# Arctic Freezer 7 PRO Rev. 2 - minimale Drehzahl



## shannes (22. Juni 2012)

Hallo zusammen!
Auf nem Office-Rechner hab ich statt dem Boxed-Kühler den Freezer 7 im Einsatz. Ziel: Kühler und vor allem leiser!
Der 92mm-Lüfter des Freezer hat laut Hersteller ein Drehzahlband von 900-2200rpm. Ich bekomme ihn aber nicht unter ~1450rpm im Ide (CPU Temperatur 32°C).

Hab mit AXTU den "automatic mode" für CPU_FAN 1 & 2 aktiv. Target CPU Temperatur auf 45°C und Target Fan Speed auf Level1.
Tips von Threshold - danke nochmal - die Target Temp zu erhöhen bzw mit den Speed-Leveln zu spielen brachte keine Besserung. Bei Erhöhung des Levels steigt die Drehzahl des 92ers direkt an.

Das gleiche Prozedere habe ich im BIOS versucht, kein Unterschied.

Mit Speedfan (kenn mich nicht aus) habe ich ein bissl rumgespielt. Dieses liest die Drehzahl CPU_FAN gleich aus.

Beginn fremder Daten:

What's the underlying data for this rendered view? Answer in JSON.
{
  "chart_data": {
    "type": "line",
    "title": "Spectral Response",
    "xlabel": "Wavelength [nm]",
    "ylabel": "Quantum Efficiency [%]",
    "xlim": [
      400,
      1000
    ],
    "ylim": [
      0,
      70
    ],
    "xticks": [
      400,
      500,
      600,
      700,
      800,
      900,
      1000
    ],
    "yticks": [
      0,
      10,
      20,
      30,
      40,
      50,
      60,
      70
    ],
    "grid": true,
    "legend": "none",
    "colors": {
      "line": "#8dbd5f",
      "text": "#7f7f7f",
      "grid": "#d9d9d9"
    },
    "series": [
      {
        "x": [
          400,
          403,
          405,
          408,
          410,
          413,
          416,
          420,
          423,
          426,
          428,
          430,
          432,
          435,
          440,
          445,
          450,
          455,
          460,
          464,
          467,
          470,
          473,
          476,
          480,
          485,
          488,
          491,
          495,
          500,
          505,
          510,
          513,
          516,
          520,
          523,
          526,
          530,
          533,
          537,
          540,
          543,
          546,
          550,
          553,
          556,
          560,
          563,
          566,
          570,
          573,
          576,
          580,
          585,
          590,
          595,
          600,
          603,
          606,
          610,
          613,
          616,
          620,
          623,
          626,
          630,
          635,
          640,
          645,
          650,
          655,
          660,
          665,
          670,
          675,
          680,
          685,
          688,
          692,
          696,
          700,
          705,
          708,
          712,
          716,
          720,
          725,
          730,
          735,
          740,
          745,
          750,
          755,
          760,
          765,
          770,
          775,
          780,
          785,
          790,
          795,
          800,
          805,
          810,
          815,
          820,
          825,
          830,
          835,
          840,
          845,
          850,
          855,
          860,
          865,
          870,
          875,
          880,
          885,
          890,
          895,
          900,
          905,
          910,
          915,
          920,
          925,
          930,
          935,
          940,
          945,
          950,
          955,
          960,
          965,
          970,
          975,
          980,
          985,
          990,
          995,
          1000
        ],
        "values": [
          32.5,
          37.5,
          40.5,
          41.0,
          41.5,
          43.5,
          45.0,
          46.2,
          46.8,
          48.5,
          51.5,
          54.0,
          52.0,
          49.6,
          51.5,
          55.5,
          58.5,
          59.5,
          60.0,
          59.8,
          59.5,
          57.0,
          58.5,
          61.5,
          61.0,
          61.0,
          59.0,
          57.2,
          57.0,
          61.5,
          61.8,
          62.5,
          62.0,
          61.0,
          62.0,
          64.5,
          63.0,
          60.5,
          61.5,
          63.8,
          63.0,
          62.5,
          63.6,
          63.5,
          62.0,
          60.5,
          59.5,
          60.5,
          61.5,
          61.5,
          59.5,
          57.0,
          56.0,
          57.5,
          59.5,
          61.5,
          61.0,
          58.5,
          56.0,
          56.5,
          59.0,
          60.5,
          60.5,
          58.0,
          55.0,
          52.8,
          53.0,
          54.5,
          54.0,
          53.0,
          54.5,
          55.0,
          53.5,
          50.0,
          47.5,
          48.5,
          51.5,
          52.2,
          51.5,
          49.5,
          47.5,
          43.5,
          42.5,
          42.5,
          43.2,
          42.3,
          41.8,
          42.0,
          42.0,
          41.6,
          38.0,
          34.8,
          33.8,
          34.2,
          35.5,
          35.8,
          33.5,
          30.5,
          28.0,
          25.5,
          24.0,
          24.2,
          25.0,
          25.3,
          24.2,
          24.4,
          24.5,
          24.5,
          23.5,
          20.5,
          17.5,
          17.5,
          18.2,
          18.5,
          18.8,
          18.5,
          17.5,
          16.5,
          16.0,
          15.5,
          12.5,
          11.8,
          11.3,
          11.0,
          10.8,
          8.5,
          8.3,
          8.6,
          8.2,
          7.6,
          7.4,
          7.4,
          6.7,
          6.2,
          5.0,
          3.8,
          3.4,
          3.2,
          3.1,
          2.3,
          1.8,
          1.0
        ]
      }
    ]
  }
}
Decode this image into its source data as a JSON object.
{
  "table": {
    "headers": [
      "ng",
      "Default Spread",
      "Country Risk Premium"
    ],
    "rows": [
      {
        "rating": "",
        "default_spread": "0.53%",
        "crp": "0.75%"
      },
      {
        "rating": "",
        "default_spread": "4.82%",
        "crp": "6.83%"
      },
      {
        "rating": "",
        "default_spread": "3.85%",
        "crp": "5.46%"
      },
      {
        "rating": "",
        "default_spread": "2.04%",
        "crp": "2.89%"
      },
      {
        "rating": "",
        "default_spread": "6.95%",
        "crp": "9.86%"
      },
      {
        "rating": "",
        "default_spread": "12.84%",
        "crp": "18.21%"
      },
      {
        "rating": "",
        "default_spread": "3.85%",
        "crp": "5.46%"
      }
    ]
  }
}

Weiter unten erkennt man, dass der Lüfter bei 46% steht. Eine Reduzierung dieses Wertes bringt keine Reduzierung der Drehzahl des Lüfters.
Naja, will eigentlich auch nicht mit Speedfan regeln, da eventuell Linux verwendet werden soll und Speedfan damit raus ist. Ich will eigentlich ein Betriebssystem unabhängige Regelung des Fans.  Dafür ist doch das Board zuständig, dachte ich.....

Kann mir vielleicht jmd helfen, die Drehzahl weiter abzusenken?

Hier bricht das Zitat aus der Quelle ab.